Of White Blaise and Black Hermione: The Highs and Lows of my Harry Potter Journey
The year was 1999. My cousin handed me a book, telling me ‘you have to read this.’ It was Harry Potter and the Sorcerer’s Stone. It was a fantasy book, which was right up my alley, but it was also a kids book. One I felt I was too old for as a teenager. So I sat on it for a while, enduring his endless prodding for me to read it. Finally, I picked it up and read it. It wasn’t instant love. That would come later. While I enjoyed the book, I didn’t automatically seek out the sequel. Then the movie happened. I was spellbound. It was everything I liked about the book but magnified. I immediately went back to my dorm room and dug through my trunk for Harry Potter and the Chamber of Secrets.
For years, Harry Potter was a solitary obsession. I didn’t go to midnight releases of the books or the movies. I didn’t go to conventions. I waited patiently for the books to be released and kept my thoughts about them mostly to myself. I lurked in Harry Potter forums and read fanfic, but I didn’t participate. Eventually, I would find friends who also loved it. I would attend line parties for midnight screenings of the movies. I wore my Ravenclaw (or Slytherin) scarf with pride. I even made my own Hogwarts student costume. As I immersed myself deeper in the fandom, I began to notice that my experience was mostly a white one. The friends I found were mostly white. The characters I read about, both in the books and in fanfiction, were white with a few exceptions here and there. The movies were no help. After all, they hired a white actress to play a Black character once her role increased. Even while I was enjoying myself, I still felt a little like an outsider looking into a world I wasn’t really part of. That message would be driven home to me later with a little announcement from J.K. Rowling concerning a certain Slytherin named Blaise Zabini.
I grew up on fantasy with little to no diversity, so finding the same in the Harry Potter fandom wasn’t surprising. It was a series that reached people all over the world yet represented different races sparingly. Even the fanfiction I loved to read often relegated the characters of color to the sidelines, if they were mentioned at all. Then Rowling revealed that Blaise Zabini was Black. Before that announcement, Zabini often made an appearance in fanfic. Being a character without a description, authors could transform him (or her, as was speculated by some) into what they wanted him to be. Like with most characters whose race isn’t explicitly stated, Blaise became white. I don’t know how widespread this description was but it was the default one I read in fanfic and saw in fanart. When I heard the announcement of his actual race, I was glad there was another Black character in the series and I excited about all of the fanfic and art that would now feature a Black Blaise. How wrong I was.

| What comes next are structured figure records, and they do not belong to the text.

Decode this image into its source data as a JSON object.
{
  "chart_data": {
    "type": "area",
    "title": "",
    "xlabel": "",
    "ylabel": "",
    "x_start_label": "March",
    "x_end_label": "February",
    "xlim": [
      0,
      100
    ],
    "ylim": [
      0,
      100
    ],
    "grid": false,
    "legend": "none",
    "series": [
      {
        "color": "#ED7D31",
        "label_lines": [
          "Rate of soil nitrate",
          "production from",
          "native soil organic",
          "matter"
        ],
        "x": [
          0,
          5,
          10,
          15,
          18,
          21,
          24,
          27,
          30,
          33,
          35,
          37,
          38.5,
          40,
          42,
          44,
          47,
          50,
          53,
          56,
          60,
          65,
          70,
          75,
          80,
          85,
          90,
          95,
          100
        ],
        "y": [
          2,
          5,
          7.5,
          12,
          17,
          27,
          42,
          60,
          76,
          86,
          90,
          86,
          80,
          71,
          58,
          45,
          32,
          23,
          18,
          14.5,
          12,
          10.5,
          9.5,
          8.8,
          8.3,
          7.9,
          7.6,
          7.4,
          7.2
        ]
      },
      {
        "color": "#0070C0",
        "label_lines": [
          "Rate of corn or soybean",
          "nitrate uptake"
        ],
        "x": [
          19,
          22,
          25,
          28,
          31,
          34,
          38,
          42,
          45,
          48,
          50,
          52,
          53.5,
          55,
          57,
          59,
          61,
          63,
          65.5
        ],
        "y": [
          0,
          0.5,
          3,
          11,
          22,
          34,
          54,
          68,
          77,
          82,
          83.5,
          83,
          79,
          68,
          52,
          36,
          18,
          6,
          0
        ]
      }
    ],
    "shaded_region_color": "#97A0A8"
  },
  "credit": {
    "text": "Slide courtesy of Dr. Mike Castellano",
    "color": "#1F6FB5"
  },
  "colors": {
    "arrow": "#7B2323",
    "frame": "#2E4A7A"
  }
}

Black Blaise wasn’t universally accepted by the fandom in the same way white Blaise was. The character had lost his allure for some. While I felt happy that there was more Black representation in the books, I saw people reacting negatively. The message was clear: a Black character wasn’t as good as a white one. And if they thought that about the characters, what did they think about Black fans? Were we welcomed or just tolerated? It made me want to take a step back from fandom.
I stayed away for a while, disillusioned with this fandom that I had once thought was accepting. Then one day, I saw fanart depicting Hermione as Black. As Black fans, we often find ourselves finding ways to relate to characters who look nothing like us and come from backgrounds completely different from our own. I found my own ways to relate to this trio of white British children, finding similarities in personalities or actions that I would have taken if I were in the same circumstances. I saw myself in Hermione’s quest for knowledge and need to do well in school. Making her Black added another level I could relate to. It made me feel like I was part of the story in a way that I wasn’t before.
What started as a fandom reimagining of a popular character became canon with the casting of Noma Dumezweni, a Black actress, as Hermione in the West End and Broadway runs of Harry Potter and the Cursed Child. I was amazed by what the power of fandom could achieve. People now saw the smartest student, the one with all the answers, as a Black girl. People saw one of the main characters in this popular series as a Black girl. People were taking control of the narrative and happily injecting more Blackness into it, not taking it out. Black Hermione made me see the books in a new light and drew me back into the universe. This side of fandom became the welcoming, inclusive place I’d always wanted it to be. I wasn’t alone in wanting to see myself reflected in series. I wasn’t alone in craving more strong Black characters while still wanting the ones already there to get more attention.
It started with Black Hermione but through her I found a place where Black characters were brought to the forefront and celebrated, where Black fans spoke up and made spaces for themselves in the Harry Potter world, and in doing that made space for me too. I was no longer looking from the outside in.